Memory Stories‎ > ‎

Memory #5 - How Bob Cotter Brought Out the Best, by Joe Donahey

posted Jul 22, 2012, 7:03 AM by Largo Gold

It should not come as any surprise that many of my memories of Bob and the BOG are of practice sessions during the school year and at camps. It was very early on in my relationship with the Boss and the Band that I learned how well planned and thought out those sessions were. Bob and the active staff of the moment would frequently meet following a practice, in the office or else where, discuss what happened in the just completed session and he would formulate the goals for the next practice. Some of you may not have known that those practice sessions were so carefully planned, down to and including the amount of time that would be spent on each segment.
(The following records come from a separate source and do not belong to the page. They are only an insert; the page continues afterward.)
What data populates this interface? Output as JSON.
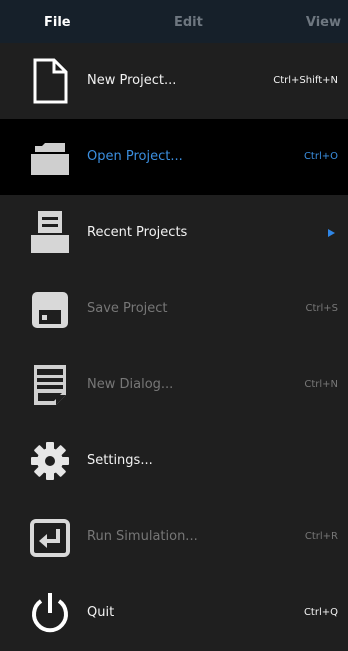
{
  "menubar": {
    "file": "File",
    "edit": "Edit",
    "view": "View"
  },
  "colors": {
    "menubar_bg": "#16202a",
    "menu_bg": "#1f1f1f",
    "highlight_bg": "#000000",
    "highlight_text": "#3b8fe0",
    "submenu_arrow": "#2f86e6",
    "enabled_text": "#f2f2f2",
    "disabled_text": "#777777"
  },
  "menu_items": [
    {
      "icon": "new-document-icon",
      "label": "New Project...",
      "shortcut": "Ctrl+Shift+N",
      "state": "enabled"
    },
    {
      "icon": "open-folder-icon",
      "label": "Open Project...",
      "shortcut": "Ctrl+O",
      "state": "highlighted"
    },
    {
      "icon": "recent-projects-icon",
      "label": "Recent Projects",
      "shortcut": "",
      "state": "enabled",
      "submenu": true
    },
    {
      "icon": "save-icon",
      "label": "Save Project",
      "shortcut": "Ctrl+S",
      "state": "disabled"
    },
    {
      "icon": "new-dialog-icon",
      "label": "New Dialog...",
      "shortcut": "Ctrl+N",
      "state": "disabled"
    },
    {
      "icon": "gear-icon",
      "label": "Settings...",
      "shortcut": "",
      "state": "enabled"
    },
    {
      "icon": "run-simulation-icon",
      "label": "Run Simulation...",
      "shortcut": "Ctrl+R",
      "state": "disabled"
    },
    {
      "icon": "power-icon",
      "label": "Quit",
      "shortcut": "Ctrl+Q",
      "state": "enabled"
    }
  ]
}
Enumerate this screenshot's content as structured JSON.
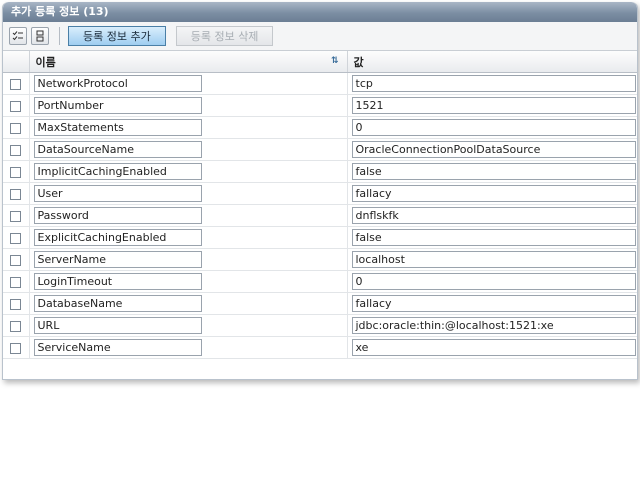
{
  "panel": {
    "title": "추가 등록 정보 (13)"
  },
  "toolbar": {
    "select_all_icon": "check-list-icon",
    "clear_icon": "uncheck-list-icon",
    "add_label": "등록 정보 추가",
    "delete_label": "등록 정보 삭제"
  },
  "table": {
    "columns": {
      "name": "이름",
      "value": "값"
    },
    "rows": [
      {
        "name": "NetworkProtocol",
        "value": "tcp"
      },
      {
        "name": "PortNumber",
        "value": "1521"
      },
      {
        "name": "MaxStatements",
        "value": "0"
      },
      {
        "name": "DataSourceName",
        "value": "OracleConnectionPoolDataSource"
      },
      {
        "name": "ImplicitCachingEnabled",
        "value": "false"
      },
      {
        "name": "User",
        "value": "fallacy"
      },
      {
        "name": "Password",
        "value": "dnflskfk"
      },
      {
        "name": "ExplicitCachingEnabled",
        "value": "false"
      },
      {
        "name": "ServerName",
        "value": "localhost"
      },
      {
        "name": "LoginTimeout",
        "value": "0"
      },
      {
        "name": "DatabaseName",
        "value": "fallacy"
      },
      {
        "name": "URL",
        "value": "jdbc:oracle:thin:@localhost:1521:xe"
      },
      {
        "name": "ServiceName",
        "value": "xe"
      }
    ]
  },
  "colors": {
    "title_bar": "#7c8ea3",
    "add_button": "#9fcdf0",
    "border": "#9aa3ad"
  }
}
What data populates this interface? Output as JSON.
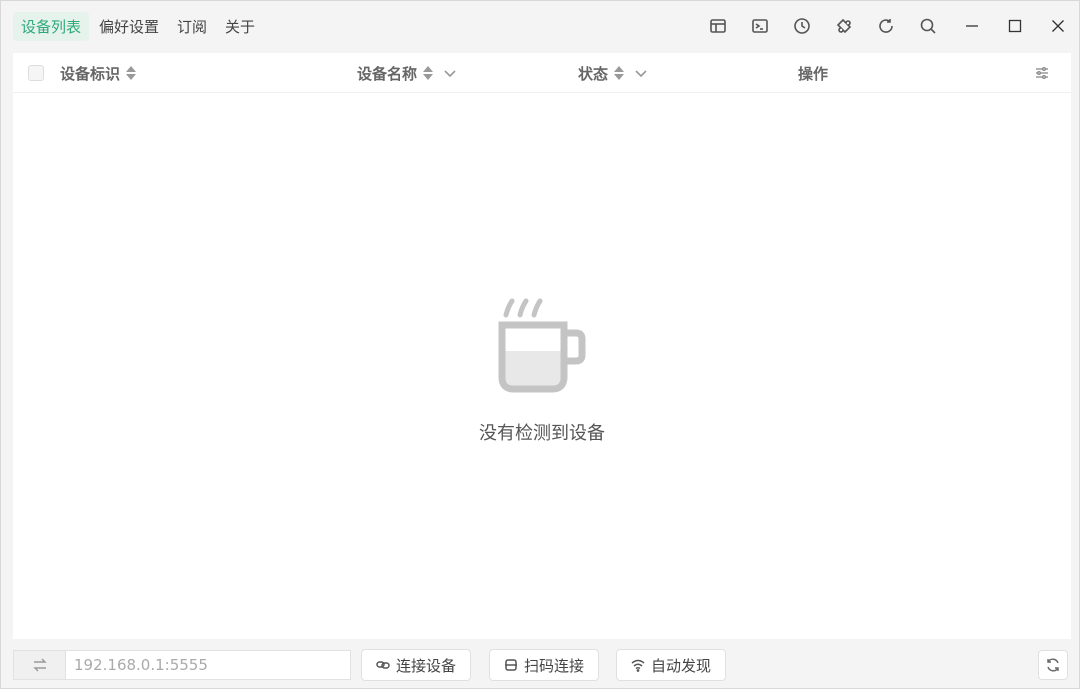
{
  "menu": {
    "items": [
      {
        "label": "设备列表",
        "active": true
      },
      {
        "label": "偏好设置",
        "active": false
      },
      {
        "label": "订阅",
        "active": false
      },
      {
        "label": "关于",
        "active": false
      }
    ]
  },
  "toolbar": {
    "icons": [
      "layout-icon",
      "terminal-icon",
      "history-icon",
      "extension-icon",
      "refresh-icon",
      "search-icon"
    ]
  },
  "window_controls": [
    "minimize-icon",
    "maximize-icon",
    "close-icon"
  ],
  "table": {
    "columns": {
      "id": "设备标识",
      "name": "设备名称",
      "status": "状态",
      "actions": "操作"
    },
    "rows": []
  },
  "empty_state": {
    "icon": "coffee-cup-icon",
    "text": "没有检测到设备"
  },
  "bottom": {
    "address_placeholder": "192.168.0.1:5555",
    "connect_label": "连接设备",
    "scan_label": "扫码连接",
    "discover_label": "自动发现"
  },
  "colors": {
    "accent": "#2eaa7a",
    "accent_bg": "#e6f2ec",
    "window_bg": "#f4f4f4",
    "panel_bg": "#ffffff",
    "cup": "#c4c4c4"
  }
}
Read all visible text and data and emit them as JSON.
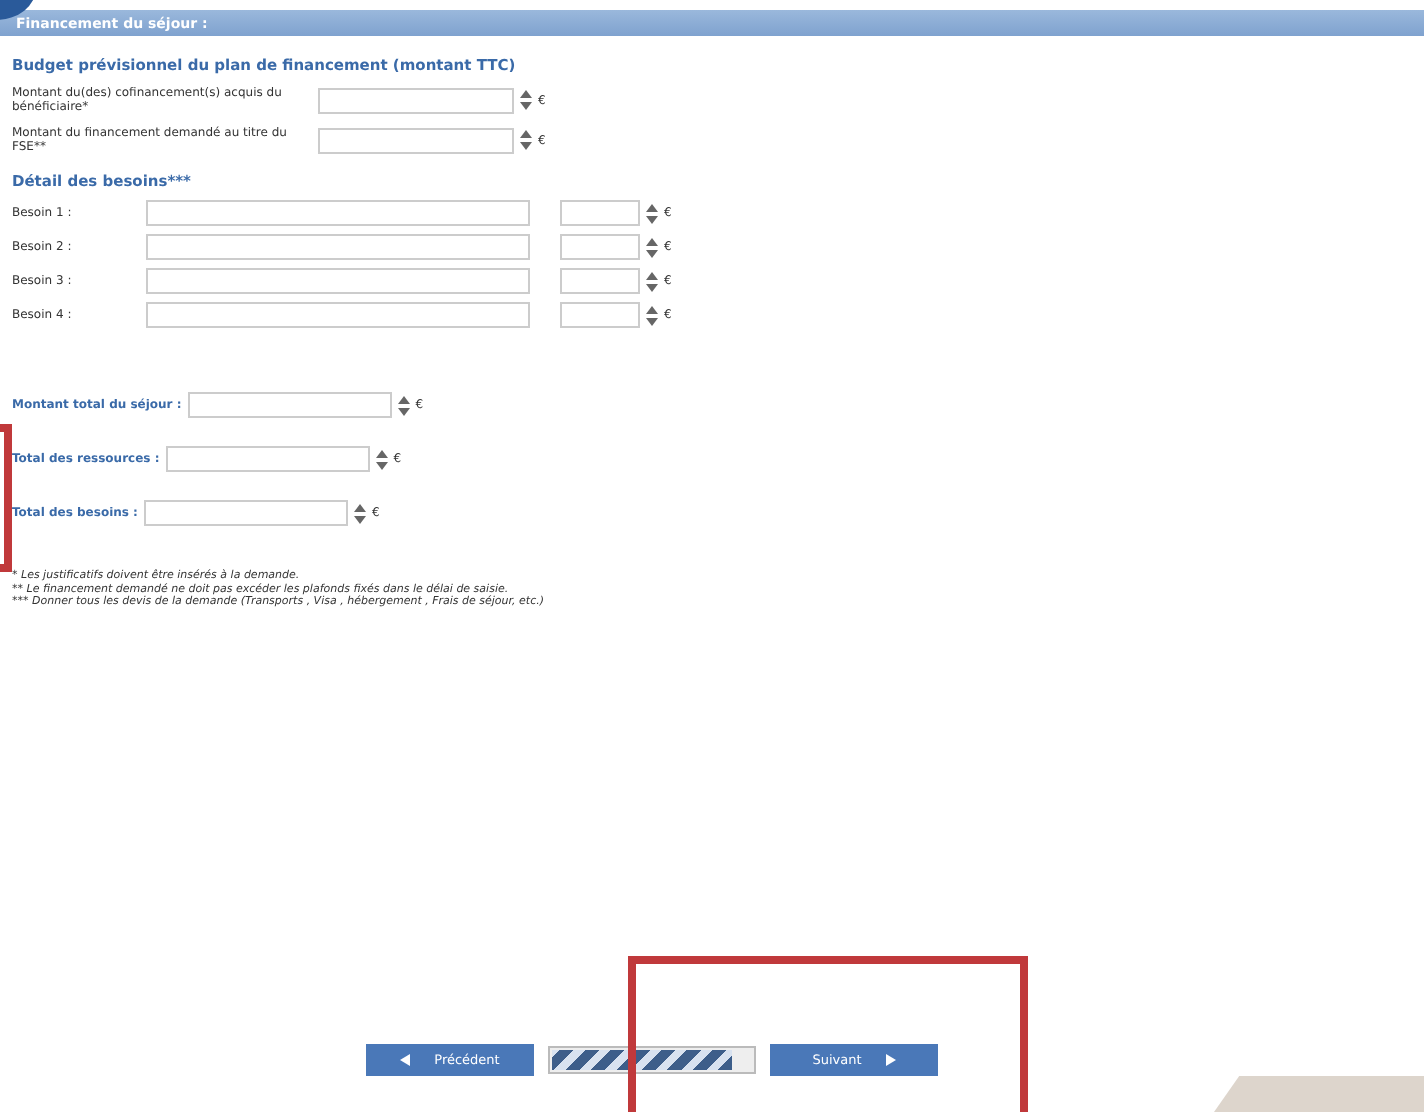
{
  "section": {
    "title": "Financement du séjour :"
  },
  "budget": {
    "heading": "Budget prévisionnel du plan de financement (montant TTC)",
    "rows": [
      {
        "label": "Montant du(des) cofinancement(s) acquis du bénéficiaire*",
        "unit": "€"
      },
      {
        "label": "Montant du financement demandé au titre du FSE**",
        "unit": "€"
      }
    ]
  },
  "needs": {
    "heading": "Détail des besoins***",
    "rows": [
      {
        "label": "Besoin 1 :",
        "unit": "€"
      },
      {
        "label": "Besoin 2 :",
        "unit": "€"
      },
      {
        "label": "Besoin 3 :",
        "unit": "€"
      },
      {
        "label": "Besoin 4 :",
        "unit": "€"
      }
    ]
  },
  "totals": [
    {
      "label": "Montant total du séjour :",
      "unit": "€"
    },
    {
      "label": "Total des ressources :",
      "unit": "€"
    },
    {
      "label": "Total des besoins :",
      "unit": "€"
    }
  ],
  "footnotes": [
    "* Les justificatifs doivent être insérés à la demande.",
    "** Le financement demandé ne doit pas excéder les plafonds fixés dans le délai de saisie.",
    "*** Donner tous les devis de la demande (Transports , Visa , hébergement , Frais de séjour, etc.)"
  ],
  "nav": {
    "previous": "Précédent",
    "next": "Suivant",
    "progress": {
      "level": 0.9
    }
  }
}
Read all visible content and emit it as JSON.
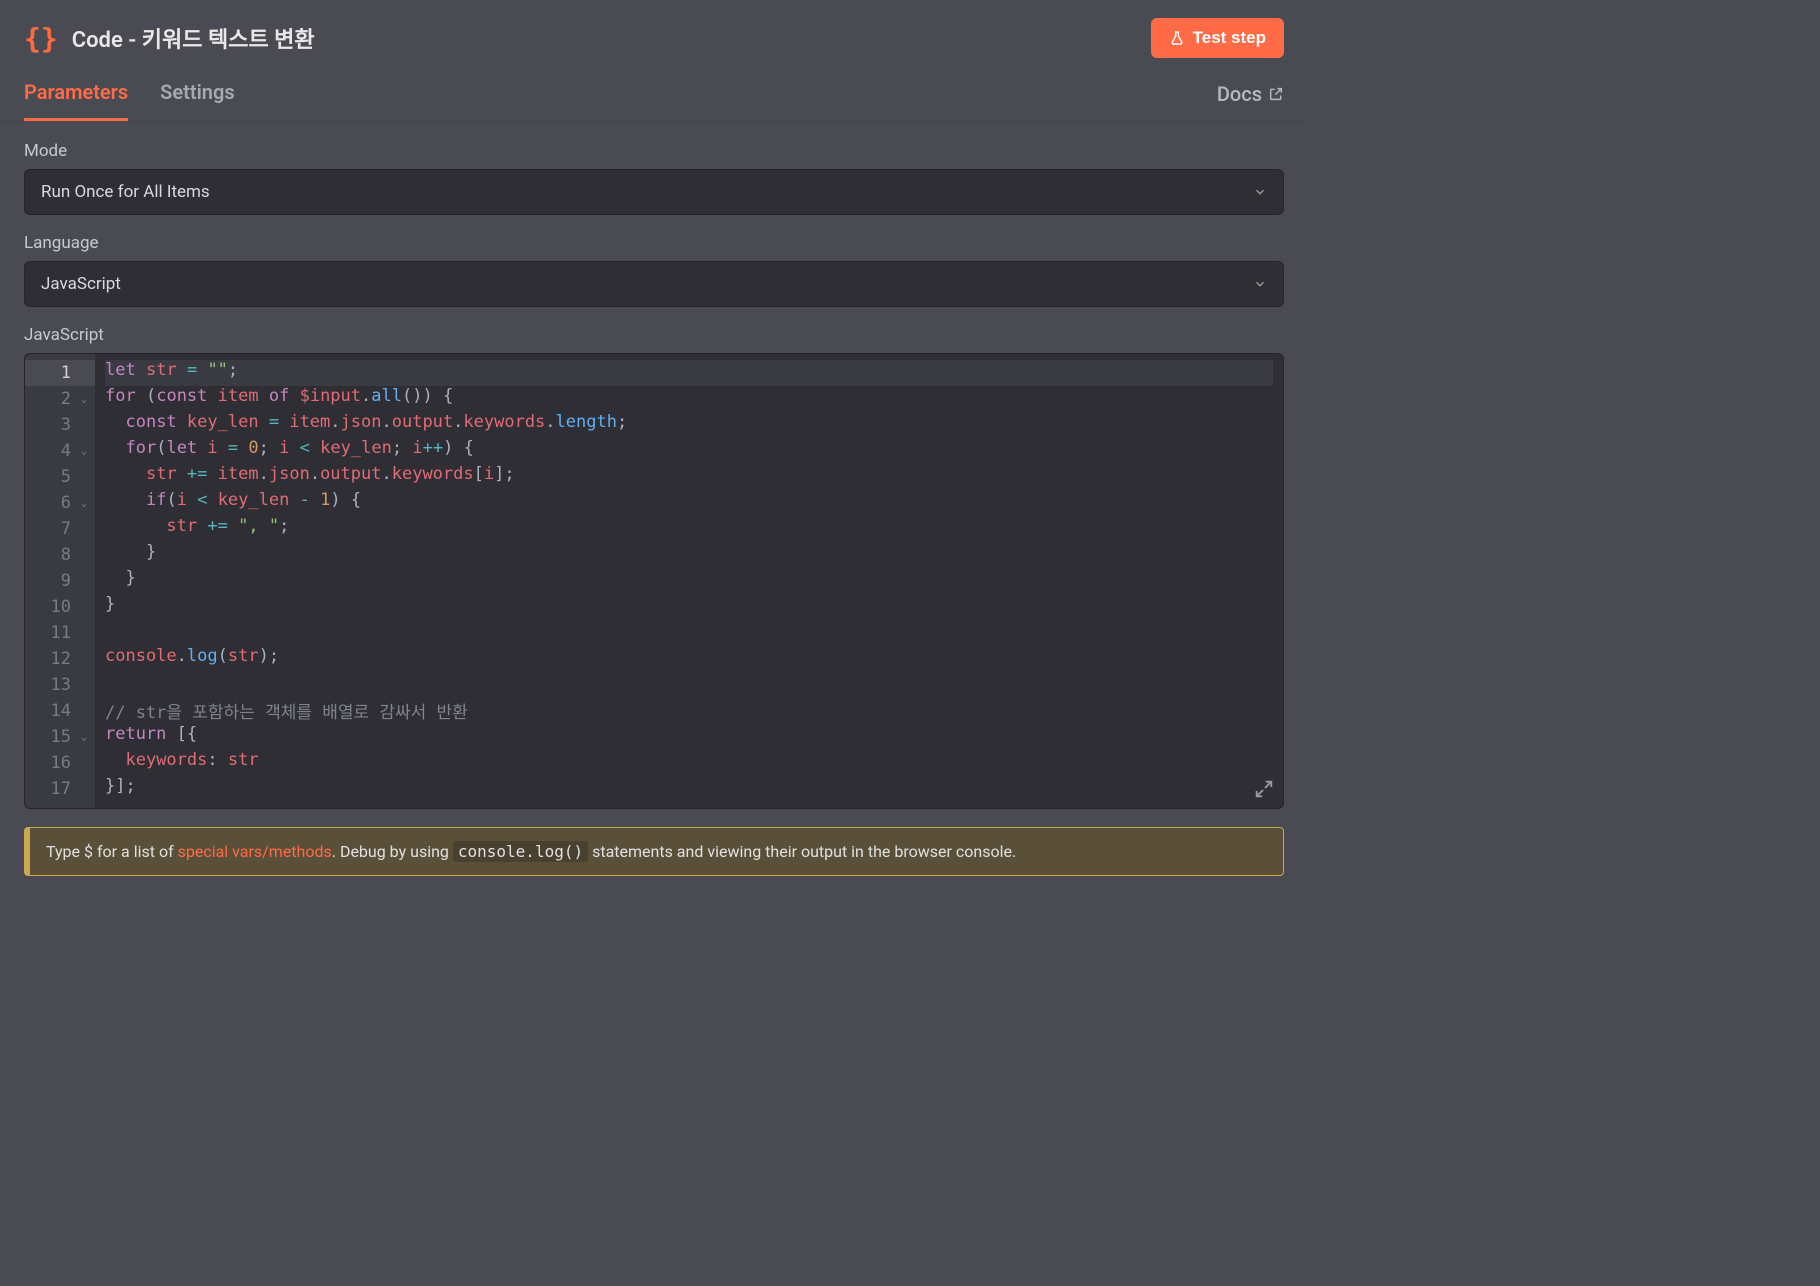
{
  "header": {
    "title": "Code - 키워드 텍스트 변환",
    "test_button": "Test step"
  },
  "tabs": {
    "parameters": "Parameters",
    "settings": "Settings",
    "docs": "Docs"
  },
  "fields": {
    "mode_label": "Mode",
    "mode_value": "Run Once for All Items",
    "language_label": "Language",
    "language_value": "JavaScript",
    "code_label": "JavaScript"
  },
  "code": {
    "lines": [
      "let str = \"\";",
      "for (const item of $input.all()) {",
      "  const key_len = item.json.output.keywords.length;",
      "  for(let i = 0; i < key_len; i++) {",
      "    str += item.json.output.keywords[i];",
      "    if(i < key_len - 1) {",
      "      str += \", \";",
      "    }",
      "  }",
      "}",
      "",
      "console.log(str);",
      "",
      "// str을 포함하는 객체를 배열로 감싸서 반환",
      "return [{",
      "  keywords: str",
      "}];"
    ],
    "fold_lines": [
      2,
      4,
      6,
      15
    ],
    "highlighted_line": 1
  },
  "hint": {
    "prefix": "Type $ for a list of ",
    "link": "special vars/methods",
    "middle": ". Debug by using ",
    "code": "console.log()",
    "suffix": " statements and viewing their output in the browser console."
  }
}
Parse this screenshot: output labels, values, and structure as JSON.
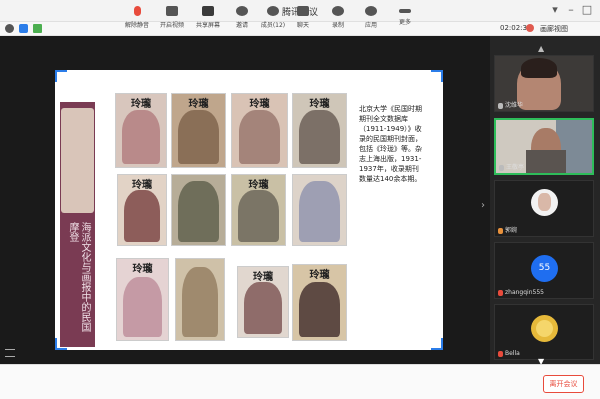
{
  "window": {
    "title": "腾讯会议"
  },
  "status": {
    "timer": "02:02:36",
    "view": "画廊视图"
  },
  "slide": {
    "panel_title": "海派文化与画报中的民国摩登",
    "description": "北京大学《民国时期期刊全文数据库（1911-1949）》收录的民国期刊封面，包括《玲珑》等。杂志上海出版，1931-1937年，收录期刊数量达140余本期。",
    "masthead": "玲瓏"
  },
  "participants": [
    {
      "name": "沈维华",
      "type": "video"
    },
    {
      "name": "王敬亭",
      "type": "video"
    },
    {
      "name": "郭婉",
      "type": "avatar"
    },
    {
      "name": "zhangqin555",
      "type": "initials",
      "initials": "55"
    },
    {
      "name": "Bella",
      "type": "avatar"
    }
  ],
  "toolbar": {
    "items": [
      "解除静音",
      "开启视频",
      "共享屏幕",
      "邀请",
      "成员(12)",
      "聊天",
      "录制",
      "应用",
      "更多"
    ],
    "end": "离开会议"
  },
  "colors": {
    "accent": "#2b7de9",
    "end": "#e84b3c",
    "panel": "#7a3b53"
  }
}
In the field shows of other bands, did you ever notice how so many of them started off really strong? Your first impression would be, “wow, they’re really good,” and then as their show moved on, it slowly lost its sparkle. The music became muddled and unclear, the attacks and releases were gone, the dynamics disappeared, the clarity was gone and their marching fell off right along with the music. Oh, sometimes their performances would pick up again with the finale and sometimes not, but in any case the inside of the show would deteriorate into a disaster. This was not the case with Band of Gold shows because he would not let it be. Do you remember how many times rehearsals began with the second, third or fourth numbers, or for that matter the finale? He would explain that the level of focus and concentration varied during a practice, therefore the order of rehearsal must also be varied.

Have you ever reflected on the gatherings in the center of the field at the end of a field rehearsal? Your initial response might be, well yes; we got together for an announcement and to review what had occurred during the practice. That would be quite correct but, take a moment and reflect upon what else occurred on many of those occasions. First of all, you gathered in a group - as a team - as a family. Many times, salve was administered to wounds inflicted during the practice in the form of words of praise and encouragement. It was a wonderful thing to be a part of, to watch him bring you down and then build you back up. Sometimes the motivation came in the form of criticism and challenges, and other times in the form of praise and encouragement. It was a marvel to me, how he seemed to know what was needed when and in what amount. After we developed a really close working relationship, it would sometimes become my role to be the bad guy and he the good guy and sometimes the roles would be reversed, but his goal was always the same, increasing the challenge just a little bit more, getting you to push yourselves just a little bit more and moving you to levels of performance that I suspect you never realized you were capable of.

It was a wonderful talent that he possessed. I’m sure you recognize now, if you did not then, that it was a rare talent, one that we are very fortunate to encounter at least once in a lifetime; so many never have the benefit of such an experience.